Leading DeFi Protocol Compound Leaked Over $100 Million in Rewards
The Compound money-market protocol is recovering from a bug that caused it to distribute too much of its governance token COMP to some users, though no deposited funds were at risk.
key takeaways
- Over $51 million of the erroneously distributed COMP has been returned to the Compound treasury
- The mishap points to decentralized governance as a double-edged sword
It started as a technocratic tweak to a long-running DeFi blue chip. “Proposal 62” voted on by holders of the Compound protocol’s governance token, COMP, was meant to give governance wider latitude in distributing incentives to lenders and borrowers.
Compound kicked off the 2020 “DeFi summer” with its then-novel use of liquidity mining following the debut of its COMP governance token in June of last year. With it, anyone providing or using liquidity in the money market protocol would earn COMP — lenders and borrows benefitted equally — rewards were split 50/50.

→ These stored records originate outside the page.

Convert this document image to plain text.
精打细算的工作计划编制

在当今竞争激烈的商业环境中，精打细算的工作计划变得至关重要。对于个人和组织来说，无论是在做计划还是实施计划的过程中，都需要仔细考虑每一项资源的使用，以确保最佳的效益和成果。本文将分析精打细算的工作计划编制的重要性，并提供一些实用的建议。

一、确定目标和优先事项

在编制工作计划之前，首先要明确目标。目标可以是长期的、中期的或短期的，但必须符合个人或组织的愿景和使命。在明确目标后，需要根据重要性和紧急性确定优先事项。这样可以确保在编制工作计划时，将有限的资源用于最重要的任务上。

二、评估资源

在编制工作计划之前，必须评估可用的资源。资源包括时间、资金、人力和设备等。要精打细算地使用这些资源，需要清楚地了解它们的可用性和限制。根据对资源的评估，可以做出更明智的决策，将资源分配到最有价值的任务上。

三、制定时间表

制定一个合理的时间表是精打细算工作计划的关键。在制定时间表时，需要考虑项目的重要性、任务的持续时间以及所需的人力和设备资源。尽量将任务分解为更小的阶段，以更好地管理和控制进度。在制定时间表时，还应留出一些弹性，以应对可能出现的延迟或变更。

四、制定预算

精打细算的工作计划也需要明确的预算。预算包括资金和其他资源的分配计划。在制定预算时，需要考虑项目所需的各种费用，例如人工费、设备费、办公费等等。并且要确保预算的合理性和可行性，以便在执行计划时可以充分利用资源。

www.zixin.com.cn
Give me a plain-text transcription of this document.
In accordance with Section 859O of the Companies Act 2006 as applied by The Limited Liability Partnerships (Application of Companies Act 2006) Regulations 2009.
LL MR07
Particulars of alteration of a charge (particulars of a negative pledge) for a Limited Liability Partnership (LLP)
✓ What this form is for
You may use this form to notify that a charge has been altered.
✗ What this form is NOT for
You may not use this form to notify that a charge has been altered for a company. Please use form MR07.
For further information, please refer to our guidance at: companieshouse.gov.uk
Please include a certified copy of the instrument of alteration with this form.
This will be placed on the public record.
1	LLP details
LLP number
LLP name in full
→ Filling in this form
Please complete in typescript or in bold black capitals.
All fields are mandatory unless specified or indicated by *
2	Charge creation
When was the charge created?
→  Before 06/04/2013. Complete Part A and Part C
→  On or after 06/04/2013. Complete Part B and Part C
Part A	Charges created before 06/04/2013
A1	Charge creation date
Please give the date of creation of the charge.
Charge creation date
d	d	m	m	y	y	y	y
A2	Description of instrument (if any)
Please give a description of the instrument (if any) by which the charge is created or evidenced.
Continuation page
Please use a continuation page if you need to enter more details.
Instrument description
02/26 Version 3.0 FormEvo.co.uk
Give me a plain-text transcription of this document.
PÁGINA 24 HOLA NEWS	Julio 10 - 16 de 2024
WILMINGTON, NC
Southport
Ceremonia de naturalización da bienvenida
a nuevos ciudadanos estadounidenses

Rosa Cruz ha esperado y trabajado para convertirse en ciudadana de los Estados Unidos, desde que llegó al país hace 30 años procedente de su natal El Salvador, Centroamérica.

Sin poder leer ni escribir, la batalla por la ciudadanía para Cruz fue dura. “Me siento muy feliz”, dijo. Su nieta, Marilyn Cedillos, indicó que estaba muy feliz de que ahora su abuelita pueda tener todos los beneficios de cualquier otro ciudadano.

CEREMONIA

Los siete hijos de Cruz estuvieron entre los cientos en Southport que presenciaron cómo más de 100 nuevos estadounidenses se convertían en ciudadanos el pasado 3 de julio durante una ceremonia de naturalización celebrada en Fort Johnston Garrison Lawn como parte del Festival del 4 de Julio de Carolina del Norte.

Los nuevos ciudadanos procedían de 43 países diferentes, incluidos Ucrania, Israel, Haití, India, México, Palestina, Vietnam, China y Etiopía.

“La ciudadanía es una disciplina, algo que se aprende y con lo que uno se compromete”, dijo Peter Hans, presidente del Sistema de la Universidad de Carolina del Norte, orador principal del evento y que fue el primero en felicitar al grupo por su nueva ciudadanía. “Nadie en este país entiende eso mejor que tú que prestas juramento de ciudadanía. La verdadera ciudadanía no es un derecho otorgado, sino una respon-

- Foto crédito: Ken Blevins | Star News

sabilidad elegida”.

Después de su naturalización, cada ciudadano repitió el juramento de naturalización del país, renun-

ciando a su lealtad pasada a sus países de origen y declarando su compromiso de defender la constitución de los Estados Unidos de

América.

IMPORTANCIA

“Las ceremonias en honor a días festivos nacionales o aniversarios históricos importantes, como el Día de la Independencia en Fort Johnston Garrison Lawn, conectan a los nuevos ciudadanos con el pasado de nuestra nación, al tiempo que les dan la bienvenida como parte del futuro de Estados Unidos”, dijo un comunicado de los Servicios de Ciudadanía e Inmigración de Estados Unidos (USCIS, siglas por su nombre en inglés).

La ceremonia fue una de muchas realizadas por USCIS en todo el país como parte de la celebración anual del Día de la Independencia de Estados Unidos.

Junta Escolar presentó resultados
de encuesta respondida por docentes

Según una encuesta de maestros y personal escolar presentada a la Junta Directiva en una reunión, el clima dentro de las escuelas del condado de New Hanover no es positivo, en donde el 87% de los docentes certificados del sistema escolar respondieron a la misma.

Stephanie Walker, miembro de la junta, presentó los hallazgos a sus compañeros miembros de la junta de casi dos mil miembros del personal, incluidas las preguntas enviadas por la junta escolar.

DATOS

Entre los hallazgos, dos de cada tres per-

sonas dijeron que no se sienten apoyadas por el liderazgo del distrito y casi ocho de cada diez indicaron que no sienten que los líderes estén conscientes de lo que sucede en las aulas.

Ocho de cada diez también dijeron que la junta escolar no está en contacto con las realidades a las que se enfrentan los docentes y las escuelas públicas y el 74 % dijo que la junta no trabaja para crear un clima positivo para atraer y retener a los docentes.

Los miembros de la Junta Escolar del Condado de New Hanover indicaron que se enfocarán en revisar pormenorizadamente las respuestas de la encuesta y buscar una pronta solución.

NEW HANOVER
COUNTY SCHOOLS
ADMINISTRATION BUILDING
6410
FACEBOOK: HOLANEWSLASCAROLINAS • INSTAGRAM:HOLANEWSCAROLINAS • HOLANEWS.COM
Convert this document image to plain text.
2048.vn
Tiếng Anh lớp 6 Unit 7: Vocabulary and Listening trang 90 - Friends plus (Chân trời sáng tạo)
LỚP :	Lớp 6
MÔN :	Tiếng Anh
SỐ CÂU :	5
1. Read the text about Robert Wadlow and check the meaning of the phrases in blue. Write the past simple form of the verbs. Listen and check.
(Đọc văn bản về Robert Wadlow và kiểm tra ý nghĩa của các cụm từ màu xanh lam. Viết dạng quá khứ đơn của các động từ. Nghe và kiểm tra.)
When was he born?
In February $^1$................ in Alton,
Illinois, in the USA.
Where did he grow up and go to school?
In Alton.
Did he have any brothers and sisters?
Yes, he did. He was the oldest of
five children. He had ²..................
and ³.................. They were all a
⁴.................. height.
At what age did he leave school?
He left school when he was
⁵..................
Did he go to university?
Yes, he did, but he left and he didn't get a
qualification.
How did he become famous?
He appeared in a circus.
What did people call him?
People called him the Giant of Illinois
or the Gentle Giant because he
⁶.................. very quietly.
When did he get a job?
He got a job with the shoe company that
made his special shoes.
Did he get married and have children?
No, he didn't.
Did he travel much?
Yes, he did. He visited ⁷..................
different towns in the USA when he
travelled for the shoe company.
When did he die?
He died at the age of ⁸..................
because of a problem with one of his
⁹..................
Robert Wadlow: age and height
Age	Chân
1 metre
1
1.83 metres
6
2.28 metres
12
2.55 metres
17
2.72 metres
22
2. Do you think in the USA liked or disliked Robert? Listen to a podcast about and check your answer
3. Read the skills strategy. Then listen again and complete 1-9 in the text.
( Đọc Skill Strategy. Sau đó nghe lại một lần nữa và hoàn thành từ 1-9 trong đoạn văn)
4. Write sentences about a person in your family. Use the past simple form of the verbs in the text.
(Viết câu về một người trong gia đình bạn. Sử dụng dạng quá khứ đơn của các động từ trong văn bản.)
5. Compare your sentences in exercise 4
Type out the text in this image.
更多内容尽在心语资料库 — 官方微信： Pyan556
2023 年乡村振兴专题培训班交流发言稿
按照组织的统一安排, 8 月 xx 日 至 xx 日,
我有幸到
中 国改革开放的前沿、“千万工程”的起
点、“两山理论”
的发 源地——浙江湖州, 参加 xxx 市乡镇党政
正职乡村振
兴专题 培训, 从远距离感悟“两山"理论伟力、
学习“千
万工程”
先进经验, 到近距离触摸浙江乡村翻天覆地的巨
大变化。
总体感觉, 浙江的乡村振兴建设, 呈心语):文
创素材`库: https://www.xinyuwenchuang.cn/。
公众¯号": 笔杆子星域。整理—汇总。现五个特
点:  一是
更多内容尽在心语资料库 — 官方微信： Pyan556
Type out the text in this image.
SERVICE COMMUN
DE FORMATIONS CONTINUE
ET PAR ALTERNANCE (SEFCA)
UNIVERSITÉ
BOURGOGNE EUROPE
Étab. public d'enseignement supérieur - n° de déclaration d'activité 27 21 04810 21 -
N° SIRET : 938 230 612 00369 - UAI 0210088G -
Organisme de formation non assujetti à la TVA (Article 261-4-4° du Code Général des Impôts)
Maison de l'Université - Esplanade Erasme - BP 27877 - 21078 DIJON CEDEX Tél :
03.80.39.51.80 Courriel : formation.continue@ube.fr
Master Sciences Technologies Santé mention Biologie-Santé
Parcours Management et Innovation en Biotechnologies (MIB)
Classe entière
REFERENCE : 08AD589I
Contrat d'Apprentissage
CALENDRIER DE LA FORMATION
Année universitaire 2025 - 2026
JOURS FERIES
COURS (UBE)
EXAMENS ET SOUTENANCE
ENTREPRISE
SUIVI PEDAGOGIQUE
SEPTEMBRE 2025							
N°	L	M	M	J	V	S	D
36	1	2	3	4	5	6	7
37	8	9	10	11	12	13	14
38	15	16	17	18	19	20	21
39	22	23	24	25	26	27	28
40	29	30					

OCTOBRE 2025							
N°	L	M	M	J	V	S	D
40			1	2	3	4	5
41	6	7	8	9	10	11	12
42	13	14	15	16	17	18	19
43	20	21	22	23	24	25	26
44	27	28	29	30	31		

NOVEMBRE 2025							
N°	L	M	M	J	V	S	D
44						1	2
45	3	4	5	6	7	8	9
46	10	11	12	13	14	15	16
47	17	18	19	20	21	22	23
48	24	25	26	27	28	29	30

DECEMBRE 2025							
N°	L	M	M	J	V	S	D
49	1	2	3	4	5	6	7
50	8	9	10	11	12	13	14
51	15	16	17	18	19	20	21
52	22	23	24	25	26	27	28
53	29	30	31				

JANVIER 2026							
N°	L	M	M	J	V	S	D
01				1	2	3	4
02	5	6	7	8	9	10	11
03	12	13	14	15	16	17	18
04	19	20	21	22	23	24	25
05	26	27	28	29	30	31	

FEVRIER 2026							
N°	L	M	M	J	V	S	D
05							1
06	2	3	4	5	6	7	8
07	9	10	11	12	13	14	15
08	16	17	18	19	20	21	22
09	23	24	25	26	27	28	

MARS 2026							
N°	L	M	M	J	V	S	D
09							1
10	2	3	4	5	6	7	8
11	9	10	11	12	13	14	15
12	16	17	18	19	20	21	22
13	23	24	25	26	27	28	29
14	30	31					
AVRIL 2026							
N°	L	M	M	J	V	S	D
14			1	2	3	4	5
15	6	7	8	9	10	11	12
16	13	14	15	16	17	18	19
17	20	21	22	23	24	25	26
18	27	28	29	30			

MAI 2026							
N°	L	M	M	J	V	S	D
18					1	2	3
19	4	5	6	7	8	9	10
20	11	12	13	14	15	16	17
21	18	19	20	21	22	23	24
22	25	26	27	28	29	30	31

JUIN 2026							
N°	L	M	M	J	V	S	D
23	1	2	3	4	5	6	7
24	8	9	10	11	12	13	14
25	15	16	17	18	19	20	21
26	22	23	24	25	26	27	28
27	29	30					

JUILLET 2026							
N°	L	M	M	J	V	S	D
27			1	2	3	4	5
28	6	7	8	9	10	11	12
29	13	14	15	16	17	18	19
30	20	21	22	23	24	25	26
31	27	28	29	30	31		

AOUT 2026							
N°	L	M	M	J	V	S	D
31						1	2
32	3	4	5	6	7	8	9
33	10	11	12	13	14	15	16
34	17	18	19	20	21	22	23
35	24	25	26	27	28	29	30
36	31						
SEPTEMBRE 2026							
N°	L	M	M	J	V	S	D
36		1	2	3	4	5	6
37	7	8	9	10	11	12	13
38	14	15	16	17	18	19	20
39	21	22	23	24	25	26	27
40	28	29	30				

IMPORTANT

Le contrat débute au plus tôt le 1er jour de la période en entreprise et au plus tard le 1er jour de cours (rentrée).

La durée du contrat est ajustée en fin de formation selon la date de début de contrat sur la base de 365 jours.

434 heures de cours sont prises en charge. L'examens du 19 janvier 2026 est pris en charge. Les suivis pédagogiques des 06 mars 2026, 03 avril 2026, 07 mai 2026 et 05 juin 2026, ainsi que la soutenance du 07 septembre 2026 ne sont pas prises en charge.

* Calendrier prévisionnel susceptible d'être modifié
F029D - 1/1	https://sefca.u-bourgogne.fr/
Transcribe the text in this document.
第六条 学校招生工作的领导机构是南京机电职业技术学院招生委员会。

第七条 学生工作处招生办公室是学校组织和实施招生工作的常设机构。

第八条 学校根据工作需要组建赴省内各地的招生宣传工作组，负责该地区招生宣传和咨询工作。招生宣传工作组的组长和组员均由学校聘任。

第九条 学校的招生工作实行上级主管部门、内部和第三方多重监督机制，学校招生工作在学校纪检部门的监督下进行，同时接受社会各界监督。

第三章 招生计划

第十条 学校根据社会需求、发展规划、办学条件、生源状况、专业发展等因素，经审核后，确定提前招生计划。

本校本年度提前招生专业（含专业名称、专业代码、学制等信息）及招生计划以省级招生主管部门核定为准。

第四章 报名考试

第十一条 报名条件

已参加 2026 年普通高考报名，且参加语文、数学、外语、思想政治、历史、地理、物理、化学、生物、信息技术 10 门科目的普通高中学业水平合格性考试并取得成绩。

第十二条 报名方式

After a year of real-world testing, it became clear there were some unintended and deleterious side effects, particularly in non-stablecoin markets: WBTC (wrapped bitcoin), for example, could be borrowed at effectively a negative interest rate.
To address this problem, Proposal 62, enabled COMP rewards to be set heterogeneously across markets. It passed unanimously and went into effect on September 29.
Then, trouble:
The protocol was paying out too much in COMP rewards to a subset of its users. It needed an immediate patch, first to pause all COMP distribution and then to repair the design flaw in Prop 62.
Compound Labs Inc., a Delaware corporation headquartered in San Francisco, originally developed the protocol, but in a move to decentralize control over its future evolution, they implemented a governance process of reviews, voting, and finally what’s known as a “timelock” on all changes approved by COMP token holders. The mechanism was aimed to prevent malicious code from being quickly rammed through and to move the company out of a primary decision-making role, but in this case, it also meant that any attempt to fix the bug would take at least seven days.
So, is decentralization partly to blame? The founder of Compound, Robert Leshner, doesn’t think so:
“This is not an event that calls into question whether DeFi can be operated safely. It’s a wake-up call for decentralized, community-run protocols to improve the processes by which changes are introduced,” Leshner told Bloomberg.
Leshner was quick to downplay the consequences of the bug on Twitter:
A fix was passed through governance on October 7, and was executed on Saturday, stopping the COMP bleed.
In a typically DeFi twist, Leshner announced that 163,000 COMP tokens that were incorrectly claimed had been returned to the Compound community. That’s about $50 million worth of windfall tokens not taken. A further 130,000 — or roughly $40 million — that could have been expropriated, were left untouched. It’s as though the code to your front door security system was sent to everyone in your address book, along with a picture of the suitcase full of cash just inside, but no one wanted to turn the handle.
For now, there remain 200,000 COMP tokens that were in fact claimed and which have not been returned. That has the effect of diluting all holders of COMP.
Despite the slip-up, the COMP price has remained around $300 per token, without seeing a marked adverse reaction to its price.